The rand retreated 0.9 percent to 10.8201 per dollar after advancing as much as 0.4 percent.
Mexico’s peso fell 0.8 percent to 13.3315 per dollar, the first decline in five days, as a surprise trade deficit in January stoked concern that the recovery in Latin America’s second-largest economy is faltering.
The yuan was at 6.1248 per dollar after depreciating to 6.1351, the weakest since July 30, according to China Foreign Exchange Trade System prices.
The People’s Bank of China cut the yuan’s fixing by 0.01 percent to 6.1192 per dollar, the weakest since Dec. 20. The spot rate was 0.08 percent lower than the fixing, after the two converged yesterday for the first time since September 2012. It can diverge by a maximum 1 percent from the fixing.
Two-way capital flows will become the “new norm” for China and the exchange rate is likely to be more volatile as U.S. stimulus is pared, the State Administration of Foreign Exchange said in a report yesterday.
“The PBOC is behind the yuan weakness to counter hot money inflows and to tame expectations as it prepares for band widening,” said Nathan Chow, a Hong Kong-based economist at DBS Holdings Group Ltd. “Given it’s engineered by the PBOC, the drop won’t be too significant as it’s still in the control of policy makers.”
Volume in over-the-counter options on the dollar-yuan exchange rate amounted to $25 billion, the largest share of trades at 33 percent, according to data reported by U.S. banks to the Depository Trust Clearing Corp. and tracked by Bloomberg. Dollar-yuan options trading was 220 percent more than the average for the past five Wednesdays at a similar time in the day, according to Bloomberg analysis.
The dollar strengthened as Ukrainian protesters were called to a rally in Kiev’s Independence Square to help mold an interim cabinet as tensions flared in the Russian-speaking Crimea region after pro-Western politicians took control of the capital.
Yellen said this month the economy has strengthened enough to withstand cuts to monetary stimulus, adding that only a notable change to the outlook would prompt the central bank to slow the pace of tapering its bond purchases. She is scheduled to testify before the Senate Banking Committee tomorrow.
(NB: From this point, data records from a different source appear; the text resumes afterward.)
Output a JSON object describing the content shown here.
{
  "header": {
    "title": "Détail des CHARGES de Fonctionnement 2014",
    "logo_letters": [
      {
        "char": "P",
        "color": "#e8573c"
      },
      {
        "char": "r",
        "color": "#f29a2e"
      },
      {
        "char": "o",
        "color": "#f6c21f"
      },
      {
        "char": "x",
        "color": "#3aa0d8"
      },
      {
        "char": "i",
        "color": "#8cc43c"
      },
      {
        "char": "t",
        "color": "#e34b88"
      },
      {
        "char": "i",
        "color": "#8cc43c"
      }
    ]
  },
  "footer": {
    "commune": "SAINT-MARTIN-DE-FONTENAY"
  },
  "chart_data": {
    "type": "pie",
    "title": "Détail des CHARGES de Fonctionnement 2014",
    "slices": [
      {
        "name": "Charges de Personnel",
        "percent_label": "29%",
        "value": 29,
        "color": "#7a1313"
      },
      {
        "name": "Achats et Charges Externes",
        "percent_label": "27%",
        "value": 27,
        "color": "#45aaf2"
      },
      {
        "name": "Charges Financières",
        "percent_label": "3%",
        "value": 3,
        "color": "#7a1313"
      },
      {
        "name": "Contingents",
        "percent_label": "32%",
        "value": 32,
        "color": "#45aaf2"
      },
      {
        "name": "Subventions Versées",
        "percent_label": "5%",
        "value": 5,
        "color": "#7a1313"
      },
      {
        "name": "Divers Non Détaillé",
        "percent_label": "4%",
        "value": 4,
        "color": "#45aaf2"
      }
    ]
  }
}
“Any data or any Fed speakers going forward that reiterate the Fed’s tapering is dollar-positive,” Omer Esiner, chief market analyst in Washington at the currency brokerage Commonwealth Foreign Exchange Inc., said in a phone interview. “Investors are really concerned about how weak economic data may influence the outlook for monetary policies.”
The central bank cut its monthly bond-buying program by $10 billion a month in January and February, citing economic improvement, to $65 billion.
Purchases of new homes increased 9.6 percent to a 468,000 annualized pace, exceeding the highest estimate of economists surveyed by Bloomberg and the most since July 2008, figures from the Commerce Department showed. Demand improved in three of four regions.
“The market got whiplashed by the new-home sales report, it’s 180 degrees different from what we expected,” Michael Woolfolk, a global-markets strategist at Bank of New York Mellon in New York, said in a phone interview. “She’ll continue to say temporary factors will depress first-quarter growth, but the committee believes the outlook for 2014 is positive.”